When comparing year-to-date performance, Best Buy has lost about 31 percent, which is better than its peers, Radio Shack (RSH) and Staples (SPLS), and significantly better than Tweeter Home Entertainment (OTC:TWTRQ), which lost about 88 percent.
Best Buy (BBY)
Radio Shack (RSH)
Tweeter Home Entertainment (OTC:TWTRQ)
With a strong balance sheet and a sizable market share, Best Buy enjoys numerous supplier and buyer benefits and a history of profitability. The main concern for Best Buy is the current economic climate, which is beyond the management’s control and will naturally turn around as the economy recovers. Equally as concerning are the numerous rivals and an intense price competition, which Best Buy can control and is controlling.

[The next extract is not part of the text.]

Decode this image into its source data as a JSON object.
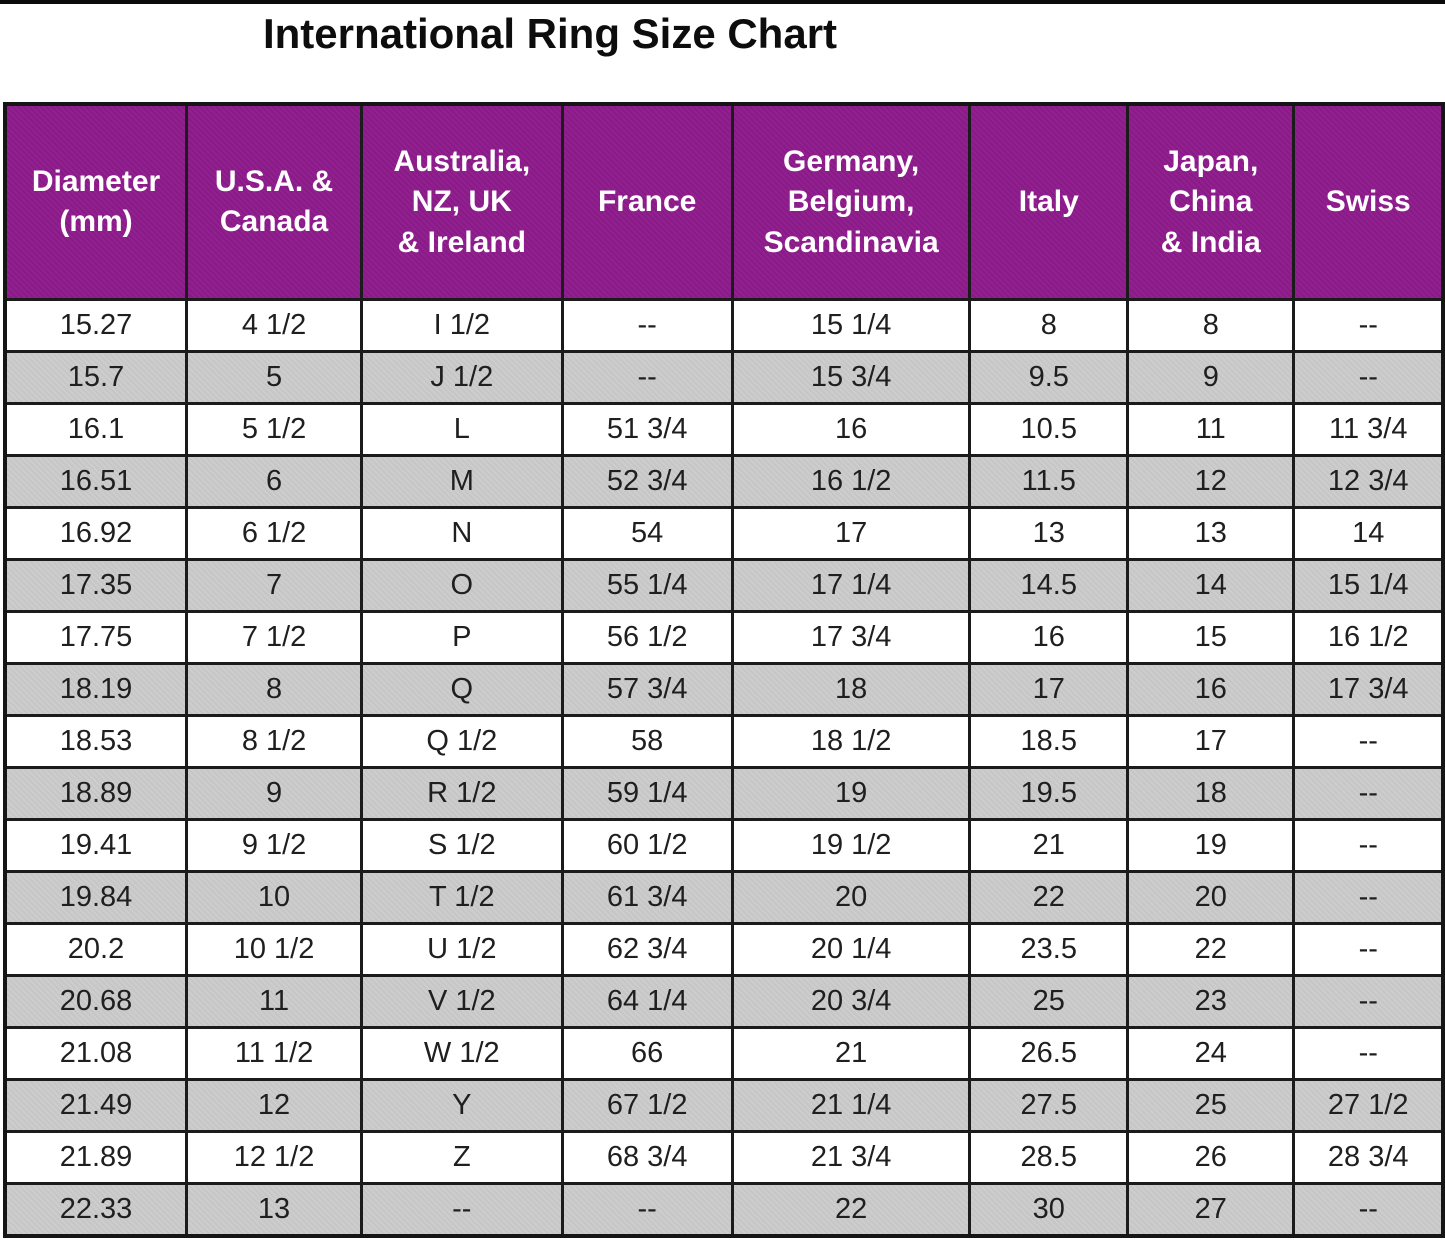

“The decline in the domestic gross profit rate was driven by a combination of investments we made in promotional activity in key categories and customers purchasing more value-orientated items,” said Best Buy’s CFO James Muehlbauer.
Best Buy’s third quarter net income fell to $154 million or 42 cents per share as Best Buy cut prices in popular categories such as tablets and TVs to drive sales during the holiday season. The revenue rose 2 percent to $12.1 billion from $11.9 billion a year ago. The revenue did not rise as much as expected, but it is not a surprise because Best Buy’s sales are highly dependent on the economic climate.
In a climate where consumer confidence is being challenged and retail sales are missing analysts’ expectations, Best Buy’s miss on earnings isn’t any different. The Commerce Department reported Tuesday that retail sales were up 0.2 percent compared to October, but below analyst expectations. Retail numbers might have disappointed forecasters, but it is not bad news as November’s modest increase came after two months of bigger sales increases.
While the economic climate is beyond Best Buy’s control, the company continues to focus on areas it can control— robust marketing, competitive pricing, and strong online strategy. Additionally, Best Buy’s focus on advanced TVs, notebooks, tablets, video gaming devices and mobile phones will continue to drive Best Buy’s revenue growth in 2012.